Bunun Geçgin’in kendi metninde de açıkça işlenen bir motif olduğunu vurgulayacağım. Gençlik Düşü’nden: “Bir oğul gibi hissetmiyordum, bir oğul değildim ama bir babam vardı. Sanki hiçbir zaman baba olmayacak bu oğul olmayan oğul yine de babasının içinden geçiyordu, üstelik zorunlu olarak içinden geçmesi gerekiyordu, babası geçmişte değil de sanki önünde, gelecekteydi, kendisini, kendi yaşamını yaratırken babasını da yaratması gerekiyordu.” - Kitabın konusunu ve seyrini de tanımlıyor bu cümleler. “Baba” hakkında konuşmaktan çok, “oğul”un o “baba(lar)” içinden geçişini izleyeceğiz. Ama baba bir kez o rahat mezarından kaldırılıp tekrar karşımıza çıkarılmış, başlı başına bir soran haline getirilmiştir. Modern-klasik bir hortlakta, bir yaşayan ölü, bir uzatılmış hayat, ikinci bölümde Aylak Adam'a daha çok oğulun “canlı meseleleri” açısından bakacağız...
Notlar
[1] Ben de ilk kez 1969’da böyle bir kitaplıkta buldum, Naci’nin yazısı sayesinde haberdar olduğum roman. Henüz ikinci fasikülü açılmamıştı. Kitaplığın sahibi ağabeyimiz, “ödünç alabilir miyim?” dediğimde, “sende kalabilir” cevabını vermişti. Metne dön.

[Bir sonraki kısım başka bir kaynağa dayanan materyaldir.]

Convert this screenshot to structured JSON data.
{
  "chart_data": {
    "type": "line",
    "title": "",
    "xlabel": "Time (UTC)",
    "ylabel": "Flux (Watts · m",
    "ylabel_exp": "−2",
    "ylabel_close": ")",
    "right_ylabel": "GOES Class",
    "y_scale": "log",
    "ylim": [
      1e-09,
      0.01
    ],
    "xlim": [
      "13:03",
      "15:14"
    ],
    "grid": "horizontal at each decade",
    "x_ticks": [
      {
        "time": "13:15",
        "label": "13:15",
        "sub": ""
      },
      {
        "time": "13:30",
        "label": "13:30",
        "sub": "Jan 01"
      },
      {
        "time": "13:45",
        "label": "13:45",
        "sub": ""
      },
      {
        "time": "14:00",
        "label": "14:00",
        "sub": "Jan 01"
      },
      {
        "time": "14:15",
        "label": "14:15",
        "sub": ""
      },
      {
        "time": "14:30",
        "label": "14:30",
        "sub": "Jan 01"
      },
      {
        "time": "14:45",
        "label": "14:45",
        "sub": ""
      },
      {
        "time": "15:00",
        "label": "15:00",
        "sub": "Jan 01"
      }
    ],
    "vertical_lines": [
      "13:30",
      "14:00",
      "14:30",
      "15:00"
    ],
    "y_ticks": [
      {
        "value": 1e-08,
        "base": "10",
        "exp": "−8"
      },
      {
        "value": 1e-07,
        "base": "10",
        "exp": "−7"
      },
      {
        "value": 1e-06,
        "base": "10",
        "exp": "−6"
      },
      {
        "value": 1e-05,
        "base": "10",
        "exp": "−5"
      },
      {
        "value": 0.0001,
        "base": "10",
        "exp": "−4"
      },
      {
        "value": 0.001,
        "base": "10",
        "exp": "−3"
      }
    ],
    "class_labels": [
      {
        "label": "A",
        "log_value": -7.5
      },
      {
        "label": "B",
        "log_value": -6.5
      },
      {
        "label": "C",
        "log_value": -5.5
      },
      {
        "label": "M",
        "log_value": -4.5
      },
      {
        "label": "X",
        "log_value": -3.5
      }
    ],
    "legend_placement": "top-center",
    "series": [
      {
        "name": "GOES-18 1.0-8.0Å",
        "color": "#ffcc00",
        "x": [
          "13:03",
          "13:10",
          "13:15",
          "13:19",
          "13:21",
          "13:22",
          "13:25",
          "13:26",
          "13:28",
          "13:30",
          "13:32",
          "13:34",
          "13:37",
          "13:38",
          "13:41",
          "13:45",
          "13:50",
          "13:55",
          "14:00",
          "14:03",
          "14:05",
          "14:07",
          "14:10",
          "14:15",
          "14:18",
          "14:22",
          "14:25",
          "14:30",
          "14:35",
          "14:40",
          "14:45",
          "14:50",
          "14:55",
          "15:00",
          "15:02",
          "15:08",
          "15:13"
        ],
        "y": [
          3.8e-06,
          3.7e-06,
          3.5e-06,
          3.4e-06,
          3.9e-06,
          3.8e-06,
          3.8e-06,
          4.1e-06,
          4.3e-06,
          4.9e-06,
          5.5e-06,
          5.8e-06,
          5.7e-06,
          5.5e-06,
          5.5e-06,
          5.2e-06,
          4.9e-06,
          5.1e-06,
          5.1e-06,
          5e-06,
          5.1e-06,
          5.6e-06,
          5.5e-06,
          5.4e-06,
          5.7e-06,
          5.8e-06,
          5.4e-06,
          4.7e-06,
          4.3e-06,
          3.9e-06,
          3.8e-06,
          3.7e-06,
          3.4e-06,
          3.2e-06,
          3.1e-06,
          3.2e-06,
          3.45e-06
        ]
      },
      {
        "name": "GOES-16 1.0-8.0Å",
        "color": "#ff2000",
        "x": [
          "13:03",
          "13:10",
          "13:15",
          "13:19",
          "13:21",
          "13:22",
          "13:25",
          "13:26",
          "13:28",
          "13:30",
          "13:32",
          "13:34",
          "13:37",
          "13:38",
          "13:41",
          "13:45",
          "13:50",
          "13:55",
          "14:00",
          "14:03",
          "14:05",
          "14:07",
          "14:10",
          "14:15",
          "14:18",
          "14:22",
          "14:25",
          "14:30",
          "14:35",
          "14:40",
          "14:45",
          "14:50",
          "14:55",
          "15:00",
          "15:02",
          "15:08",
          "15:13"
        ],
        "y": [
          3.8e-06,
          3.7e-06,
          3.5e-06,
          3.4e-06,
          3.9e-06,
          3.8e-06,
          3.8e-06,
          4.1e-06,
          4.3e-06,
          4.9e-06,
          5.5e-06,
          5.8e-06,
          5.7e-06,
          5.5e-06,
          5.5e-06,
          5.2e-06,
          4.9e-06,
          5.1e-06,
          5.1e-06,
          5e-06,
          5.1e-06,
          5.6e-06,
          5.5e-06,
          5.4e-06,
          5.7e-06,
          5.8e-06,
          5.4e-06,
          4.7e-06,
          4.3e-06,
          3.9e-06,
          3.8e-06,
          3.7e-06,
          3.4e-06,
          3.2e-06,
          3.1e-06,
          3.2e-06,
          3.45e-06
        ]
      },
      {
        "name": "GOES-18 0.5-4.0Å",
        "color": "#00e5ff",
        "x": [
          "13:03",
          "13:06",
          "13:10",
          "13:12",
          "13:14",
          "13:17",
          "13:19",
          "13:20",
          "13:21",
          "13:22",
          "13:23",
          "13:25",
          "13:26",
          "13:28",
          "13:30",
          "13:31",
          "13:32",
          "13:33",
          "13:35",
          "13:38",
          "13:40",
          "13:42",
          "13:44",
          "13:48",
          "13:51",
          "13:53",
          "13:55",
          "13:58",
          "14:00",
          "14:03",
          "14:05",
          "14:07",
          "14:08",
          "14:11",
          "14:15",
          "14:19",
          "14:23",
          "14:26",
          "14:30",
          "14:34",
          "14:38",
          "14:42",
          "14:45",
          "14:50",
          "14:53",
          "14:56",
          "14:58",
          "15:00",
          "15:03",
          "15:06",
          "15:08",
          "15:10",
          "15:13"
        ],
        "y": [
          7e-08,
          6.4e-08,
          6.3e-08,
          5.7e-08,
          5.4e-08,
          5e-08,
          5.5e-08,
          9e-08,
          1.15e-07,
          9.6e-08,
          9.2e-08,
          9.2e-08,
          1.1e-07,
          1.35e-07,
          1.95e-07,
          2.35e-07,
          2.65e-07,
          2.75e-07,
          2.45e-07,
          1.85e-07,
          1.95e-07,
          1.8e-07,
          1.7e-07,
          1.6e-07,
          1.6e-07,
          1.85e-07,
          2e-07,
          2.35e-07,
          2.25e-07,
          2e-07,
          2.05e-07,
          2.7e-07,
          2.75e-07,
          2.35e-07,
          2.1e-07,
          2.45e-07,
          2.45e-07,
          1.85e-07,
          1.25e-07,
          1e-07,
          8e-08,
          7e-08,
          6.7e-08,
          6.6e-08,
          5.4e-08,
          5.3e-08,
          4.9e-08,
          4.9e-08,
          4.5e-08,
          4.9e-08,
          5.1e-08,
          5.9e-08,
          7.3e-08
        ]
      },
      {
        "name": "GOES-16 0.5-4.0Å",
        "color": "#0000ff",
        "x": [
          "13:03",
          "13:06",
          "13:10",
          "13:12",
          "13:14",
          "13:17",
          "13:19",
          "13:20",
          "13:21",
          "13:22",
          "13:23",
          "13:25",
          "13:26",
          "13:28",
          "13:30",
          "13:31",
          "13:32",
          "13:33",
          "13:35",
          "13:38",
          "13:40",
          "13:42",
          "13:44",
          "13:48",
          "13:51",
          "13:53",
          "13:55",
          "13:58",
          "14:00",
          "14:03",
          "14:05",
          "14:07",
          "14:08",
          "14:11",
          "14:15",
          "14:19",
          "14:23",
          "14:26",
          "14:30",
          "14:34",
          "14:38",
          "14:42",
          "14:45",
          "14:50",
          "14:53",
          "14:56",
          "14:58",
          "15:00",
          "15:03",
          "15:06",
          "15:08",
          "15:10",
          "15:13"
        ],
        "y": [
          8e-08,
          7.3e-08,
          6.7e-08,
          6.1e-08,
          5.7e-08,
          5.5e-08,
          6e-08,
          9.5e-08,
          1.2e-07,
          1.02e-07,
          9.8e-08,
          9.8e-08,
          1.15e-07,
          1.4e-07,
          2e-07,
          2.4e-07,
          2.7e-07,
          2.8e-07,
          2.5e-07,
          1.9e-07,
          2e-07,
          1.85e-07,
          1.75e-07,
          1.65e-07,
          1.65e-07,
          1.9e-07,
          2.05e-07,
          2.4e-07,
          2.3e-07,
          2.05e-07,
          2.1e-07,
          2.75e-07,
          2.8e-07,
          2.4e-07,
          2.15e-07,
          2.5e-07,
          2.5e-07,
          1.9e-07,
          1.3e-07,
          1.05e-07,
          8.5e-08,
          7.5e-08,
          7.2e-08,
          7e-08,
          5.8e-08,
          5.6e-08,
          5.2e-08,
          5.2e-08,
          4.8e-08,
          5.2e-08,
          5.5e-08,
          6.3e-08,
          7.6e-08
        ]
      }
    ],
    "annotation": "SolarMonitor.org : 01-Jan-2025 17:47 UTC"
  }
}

[2] Yusuf Atılgan 1944 “Komünist tevkifatında” tutuklananlar arasındaydı. Vedat Türkali, Komünist başlıklı anı kitabında (2001) arkadaşı Atılgan'la birlikte 1940 yılında İstanbul’da üye olmak istedikleri ama bir türlü bulamadıkları Komünist Partiyi nasıl “aradıklarını” anlatır. Atılgan’ın bu dönemiyle ilgili daha ayrıntılı tek kaynak, İletişim Yayınlarından 1992’de çıkan ve bir daha basılmayan Yusuf Atılgan’a Armağan kitabında Turan Yüksel’in giriş yazısıdır. Şöyle yazıyor Yüksel: “Yusuf Atılgan daha sonra yaşamındaki bu kesiti anlatmak istemezdi... Daha fazlası sorulduğunda: ‘Ben o işe sevgilimle girmiştim, hapisten çıkınca da “Arkadaşlar bu iş bana göre değil” diyerek onlarla temelli vedalaşmıştım,’ diyerek keser atardı.” Metne dön.
[3] Bu alıntılar romanın İletişim basımına eklenen “Seçme Eleştirel Değerlendirmeler” kısmından. Metne dön.
[4] Nurer Uğurlu, Orhan Kemal’in İkbal Kahvesi, 2. Baskı, İstanbul: Örgün, 2002, s. 413-14. Metne dön.
[5] Orhan Kemal şöyle devam ediyor: “Elimizde tartışılması gereken iki roman var. Biri, köyü ve köylüyü anlatan Yılanların Öcü, diğeri büyük şehre dönük, onun sorunlarına eğilen Aylak Adam. Laf aramızda, Yakup Kadri Bey bunlardan hiçbirini okumamış. Ben konuşuyordum o başıyla evet, olur diyordu ama neye, niçin olur diyordu, bilmiyorum.” Metne dön.
[6] Cumhuriyet gazetesinde 3 Temmuz 1958’de çıkan söyleşide Selmi Andak şöyle sormuştur: “Aylak Adam’ı, köyü bildiğiniz halde niye şehirden seçtiniz?” Cevap: “Ben köylüyüm, fakat benim için köy romanı yazmak daha çok olgunluk ve kültür arayan büyük bir mesele gibi geliyor bana. Buna rağmen çoktan beri kafamda bir köy romanı olgunlaşmaktadır. Bunun alışılagelmiş köy romanlarından bambaşka bir tarzda olmasını düşünüyorum.” İddianın, hatta kibrin ardında, güçsüz bir “pozisyonun” kendini savunma, gerekçelendirme gayreti de görülüyor. Metne dön.
[7] Mesela Britanya’da Penguin Yayınları, 60’lı yıllarda henüz “kitlenin” fazla bilmediği Faulkner gibi yazarları bu başlık altında piyasaya sürüyordu. “Klasikler” dizisindeyse Racine, Tolstoy, vb. Metne dön.